According to a recent report by Fitch’s credit rating agency, cryptocurrency mining (particularly Bitcoin mining) is too “fickle” a business to maintain. By this, they mean that the massive price swings could mean that mining farms will either abandon or default on long-term public utility contracts, as reported by NotebookCheck.
The entire report from Fitch is available on their website if you want to read it in its entirety. It gets fairly technical, but the main gist involves the highly fickle nature of cryptocurrencies and how they’ll leave utility companies struggling to balance their electrical loads as soon as they suddenly become unprofitable.
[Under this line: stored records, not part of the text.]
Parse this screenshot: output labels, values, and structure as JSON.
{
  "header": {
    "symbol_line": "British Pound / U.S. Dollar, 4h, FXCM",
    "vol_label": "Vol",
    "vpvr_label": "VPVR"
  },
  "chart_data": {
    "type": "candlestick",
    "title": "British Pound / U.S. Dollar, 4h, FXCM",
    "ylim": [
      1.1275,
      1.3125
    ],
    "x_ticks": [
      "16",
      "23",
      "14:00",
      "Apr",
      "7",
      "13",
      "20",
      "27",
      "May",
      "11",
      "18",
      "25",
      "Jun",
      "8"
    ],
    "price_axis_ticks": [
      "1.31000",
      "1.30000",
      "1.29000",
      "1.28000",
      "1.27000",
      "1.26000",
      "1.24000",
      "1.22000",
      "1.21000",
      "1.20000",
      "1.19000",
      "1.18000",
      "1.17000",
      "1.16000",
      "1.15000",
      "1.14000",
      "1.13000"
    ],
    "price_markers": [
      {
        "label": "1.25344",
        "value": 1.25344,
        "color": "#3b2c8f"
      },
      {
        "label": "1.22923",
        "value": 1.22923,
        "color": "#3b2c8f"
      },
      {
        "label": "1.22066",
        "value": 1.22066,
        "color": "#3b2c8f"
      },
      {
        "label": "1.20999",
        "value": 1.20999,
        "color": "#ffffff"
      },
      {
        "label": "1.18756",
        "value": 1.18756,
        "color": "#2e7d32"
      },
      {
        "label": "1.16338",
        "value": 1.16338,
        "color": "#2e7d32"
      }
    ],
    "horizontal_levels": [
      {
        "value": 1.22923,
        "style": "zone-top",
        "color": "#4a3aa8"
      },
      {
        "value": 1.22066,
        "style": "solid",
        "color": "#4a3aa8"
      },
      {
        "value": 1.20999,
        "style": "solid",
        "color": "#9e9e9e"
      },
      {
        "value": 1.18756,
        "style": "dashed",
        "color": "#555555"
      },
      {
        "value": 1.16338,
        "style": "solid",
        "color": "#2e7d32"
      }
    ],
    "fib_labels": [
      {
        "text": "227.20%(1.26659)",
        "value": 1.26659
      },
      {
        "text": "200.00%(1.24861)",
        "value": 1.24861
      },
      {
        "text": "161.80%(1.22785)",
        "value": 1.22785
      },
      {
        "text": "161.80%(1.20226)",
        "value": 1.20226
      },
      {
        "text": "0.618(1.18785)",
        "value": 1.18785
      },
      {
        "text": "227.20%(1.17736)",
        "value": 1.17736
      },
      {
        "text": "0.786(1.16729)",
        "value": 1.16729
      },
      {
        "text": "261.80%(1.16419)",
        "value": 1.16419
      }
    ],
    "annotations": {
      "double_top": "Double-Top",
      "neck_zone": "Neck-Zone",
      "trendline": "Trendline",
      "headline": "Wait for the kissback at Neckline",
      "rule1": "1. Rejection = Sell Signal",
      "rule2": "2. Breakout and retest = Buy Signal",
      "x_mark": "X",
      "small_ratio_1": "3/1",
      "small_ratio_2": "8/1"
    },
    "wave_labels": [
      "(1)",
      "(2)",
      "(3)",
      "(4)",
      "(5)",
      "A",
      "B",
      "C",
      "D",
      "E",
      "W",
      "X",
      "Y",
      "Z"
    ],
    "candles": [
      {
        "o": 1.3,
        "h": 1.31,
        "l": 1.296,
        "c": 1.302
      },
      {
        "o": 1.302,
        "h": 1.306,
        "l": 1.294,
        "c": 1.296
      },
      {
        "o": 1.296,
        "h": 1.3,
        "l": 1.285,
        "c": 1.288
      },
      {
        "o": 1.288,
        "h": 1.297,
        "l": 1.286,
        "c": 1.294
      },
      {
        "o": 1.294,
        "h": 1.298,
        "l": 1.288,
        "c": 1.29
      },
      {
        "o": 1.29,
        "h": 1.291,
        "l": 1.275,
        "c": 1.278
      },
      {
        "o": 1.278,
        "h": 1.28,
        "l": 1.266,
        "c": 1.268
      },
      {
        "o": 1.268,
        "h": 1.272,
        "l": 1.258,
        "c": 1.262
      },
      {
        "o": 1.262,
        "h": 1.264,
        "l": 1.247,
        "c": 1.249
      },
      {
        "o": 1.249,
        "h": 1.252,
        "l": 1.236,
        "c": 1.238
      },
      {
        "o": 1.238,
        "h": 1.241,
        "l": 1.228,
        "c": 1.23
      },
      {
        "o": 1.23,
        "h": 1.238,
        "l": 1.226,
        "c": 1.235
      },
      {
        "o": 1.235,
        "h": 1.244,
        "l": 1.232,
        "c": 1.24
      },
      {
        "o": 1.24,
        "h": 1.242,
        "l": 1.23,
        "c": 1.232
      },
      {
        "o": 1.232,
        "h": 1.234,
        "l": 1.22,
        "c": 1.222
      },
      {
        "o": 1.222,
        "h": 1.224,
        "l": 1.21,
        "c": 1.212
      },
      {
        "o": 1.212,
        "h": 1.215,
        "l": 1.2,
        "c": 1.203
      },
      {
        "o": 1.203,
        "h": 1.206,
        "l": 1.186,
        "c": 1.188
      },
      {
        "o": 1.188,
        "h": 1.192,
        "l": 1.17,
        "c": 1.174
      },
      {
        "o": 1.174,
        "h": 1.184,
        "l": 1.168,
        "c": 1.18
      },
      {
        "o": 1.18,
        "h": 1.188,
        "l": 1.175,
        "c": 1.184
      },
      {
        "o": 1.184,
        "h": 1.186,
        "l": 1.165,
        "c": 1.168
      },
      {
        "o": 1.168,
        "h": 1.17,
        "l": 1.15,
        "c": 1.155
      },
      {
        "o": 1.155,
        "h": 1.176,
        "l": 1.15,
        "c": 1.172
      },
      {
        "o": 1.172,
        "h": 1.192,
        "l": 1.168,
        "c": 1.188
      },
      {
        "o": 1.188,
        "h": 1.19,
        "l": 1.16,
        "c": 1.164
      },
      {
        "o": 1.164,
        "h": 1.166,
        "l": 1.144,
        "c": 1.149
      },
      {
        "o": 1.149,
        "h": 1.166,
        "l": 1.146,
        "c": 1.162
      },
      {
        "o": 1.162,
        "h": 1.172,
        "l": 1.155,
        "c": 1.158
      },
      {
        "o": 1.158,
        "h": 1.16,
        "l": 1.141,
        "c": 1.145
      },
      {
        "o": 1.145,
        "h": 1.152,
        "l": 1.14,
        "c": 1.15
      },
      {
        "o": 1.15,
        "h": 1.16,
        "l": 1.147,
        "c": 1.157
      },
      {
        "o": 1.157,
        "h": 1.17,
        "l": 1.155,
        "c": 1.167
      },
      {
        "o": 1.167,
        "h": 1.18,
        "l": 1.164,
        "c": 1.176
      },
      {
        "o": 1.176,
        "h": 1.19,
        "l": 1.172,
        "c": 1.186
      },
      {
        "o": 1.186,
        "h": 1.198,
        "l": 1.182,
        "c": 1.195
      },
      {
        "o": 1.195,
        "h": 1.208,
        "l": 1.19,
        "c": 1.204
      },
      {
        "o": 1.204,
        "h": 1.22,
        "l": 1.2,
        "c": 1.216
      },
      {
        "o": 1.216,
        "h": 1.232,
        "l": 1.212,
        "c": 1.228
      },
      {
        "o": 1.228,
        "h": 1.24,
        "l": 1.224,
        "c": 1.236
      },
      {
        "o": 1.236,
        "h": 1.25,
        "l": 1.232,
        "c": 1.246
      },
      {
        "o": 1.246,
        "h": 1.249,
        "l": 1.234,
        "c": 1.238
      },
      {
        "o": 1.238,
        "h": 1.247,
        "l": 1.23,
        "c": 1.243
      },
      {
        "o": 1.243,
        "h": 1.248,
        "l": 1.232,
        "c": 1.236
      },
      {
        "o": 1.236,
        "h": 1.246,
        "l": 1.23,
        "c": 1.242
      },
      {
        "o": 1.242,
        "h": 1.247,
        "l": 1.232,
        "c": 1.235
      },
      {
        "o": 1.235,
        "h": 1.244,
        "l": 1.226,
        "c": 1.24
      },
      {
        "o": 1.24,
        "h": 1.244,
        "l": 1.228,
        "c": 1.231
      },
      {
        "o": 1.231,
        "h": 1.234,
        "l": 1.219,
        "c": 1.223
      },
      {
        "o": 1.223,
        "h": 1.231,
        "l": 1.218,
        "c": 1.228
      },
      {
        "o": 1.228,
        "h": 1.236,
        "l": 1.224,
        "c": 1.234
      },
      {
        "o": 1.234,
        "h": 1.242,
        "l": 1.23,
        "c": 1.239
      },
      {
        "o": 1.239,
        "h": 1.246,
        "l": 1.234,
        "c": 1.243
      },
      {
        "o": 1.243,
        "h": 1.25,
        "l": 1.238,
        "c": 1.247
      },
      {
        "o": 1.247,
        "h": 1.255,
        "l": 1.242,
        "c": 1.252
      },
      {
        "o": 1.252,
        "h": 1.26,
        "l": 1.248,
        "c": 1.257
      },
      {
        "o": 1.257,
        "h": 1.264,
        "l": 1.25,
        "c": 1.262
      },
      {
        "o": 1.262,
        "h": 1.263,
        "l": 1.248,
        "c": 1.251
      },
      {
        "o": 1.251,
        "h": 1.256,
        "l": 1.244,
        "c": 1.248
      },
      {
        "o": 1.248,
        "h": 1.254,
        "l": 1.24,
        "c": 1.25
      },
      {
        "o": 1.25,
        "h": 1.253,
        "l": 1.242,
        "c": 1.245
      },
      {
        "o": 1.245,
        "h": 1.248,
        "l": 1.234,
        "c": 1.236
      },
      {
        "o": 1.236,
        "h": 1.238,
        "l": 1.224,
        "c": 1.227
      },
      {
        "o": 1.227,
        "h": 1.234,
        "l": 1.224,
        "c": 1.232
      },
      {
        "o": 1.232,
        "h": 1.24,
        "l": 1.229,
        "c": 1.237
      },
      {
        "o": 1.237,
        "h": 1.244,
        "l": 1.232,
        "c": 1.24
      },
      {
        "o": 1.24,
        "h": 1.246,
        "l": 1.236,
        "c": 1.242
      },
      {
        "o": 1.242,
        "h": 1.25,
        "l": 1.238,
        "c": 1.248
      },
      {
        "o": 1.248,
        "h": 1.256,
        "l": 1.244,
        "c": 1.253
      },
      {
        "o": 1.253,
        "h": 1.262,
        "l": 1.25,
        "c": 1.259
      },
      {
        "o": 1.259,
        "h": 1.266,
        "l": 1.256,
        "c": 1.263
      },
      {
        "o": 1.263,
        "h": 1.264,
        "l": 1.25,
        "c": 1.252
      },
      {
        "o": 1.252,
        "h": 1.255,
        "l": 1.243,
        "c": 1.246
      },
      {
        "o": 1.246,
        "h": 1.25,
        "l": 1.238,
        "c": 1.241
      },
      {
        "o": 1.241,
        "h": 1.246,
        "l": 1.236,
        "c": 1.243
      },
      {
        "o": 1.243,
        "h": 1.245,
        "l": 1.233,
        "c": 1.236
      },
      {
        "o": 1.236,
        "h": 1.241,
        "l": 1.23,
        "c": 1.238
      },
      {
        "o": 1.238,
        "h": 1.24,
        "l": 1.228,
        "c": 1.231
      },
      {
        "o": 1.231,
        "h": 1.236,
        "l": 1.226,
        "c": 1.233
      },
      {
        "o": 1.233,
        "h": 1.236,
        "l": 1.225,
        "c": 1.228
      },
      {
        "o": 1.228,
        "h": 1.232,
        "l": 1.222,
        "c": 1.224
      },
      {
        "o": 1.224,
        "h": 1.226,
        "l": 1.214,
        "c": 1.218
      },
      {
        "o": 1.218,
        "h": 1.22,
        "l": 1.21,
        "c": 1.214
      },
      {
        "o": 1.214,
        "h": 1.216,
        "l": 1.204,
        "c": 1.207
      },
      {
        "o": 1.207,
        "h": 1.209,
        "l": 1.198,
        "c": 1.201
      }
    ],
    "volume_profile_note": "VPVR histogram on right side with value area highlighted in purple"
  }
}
This news comes after what could be the largest crypto price drop in recent memory. The prices of major cryptocurrencies, most notably Bitcoin and Ethereum, have basically halved from their previous all-time highs last year.
As such, most mining operations, which always put public utilities’ power-generating capabilities under heavy stress, will likely abandon or default on their contracts because the profits are no longer outweighing the operational costs.
Fitch cites the state of Texas, which has basically become the “El Dorado” of cryptocurrency mining, as an example. There, the lightly unregulated nature of the grid means it is struggling to balance its supply with the massive power demand of mining operations.
As a result, some Bitcoin miners have expressed a desire to help “fix” the Texan power grid, which has gained the backing of Republican senator Ted Crtuz, as reported by CNBC.
Why Does Crypto Mining Use So Much Power Anywhere?
The insane power requirements of cryptocurrency mining have been a major topic all over the world. Some countries are using this exact reason to ban them, especially after pledging to minimize their carbon emissions. But why does mining cryptocurrencies consume so much power anyway?
Let us take Bitcoin as an example. Trading Bitcoins isn’t where the power-hungry nature lies, but in its decentralized structure, according to Forbes.
(Photo : Thought Catalog from Unsplash)
Major cryptocurrencies like Bitcoin, Ether, and Solana have experienced terrible market crashes recently, according to the latest report.
Cryptocurrency transactions always require verification. Also known as a “proof-of-work” system, this involves using powerful hardware to solve very complex math, which, in turn, requires a lot of electricity.
Ethereum, which is the world’s second-largest cryptocurrency by price, is a little easier to understand. Mining Ether commonly uses computer graphics cards (i.e. NVIDIA and AMD cards), which on their own consume a lot of power–hundreds of watts each on the regular.
However, in order to make mining profitable, you don’t just use one card. You use multiple cards, even hundreds at a time, to ensure that you get your investment back at the shortest possible time. That’s where the power-hungry nature of ETH mining lies.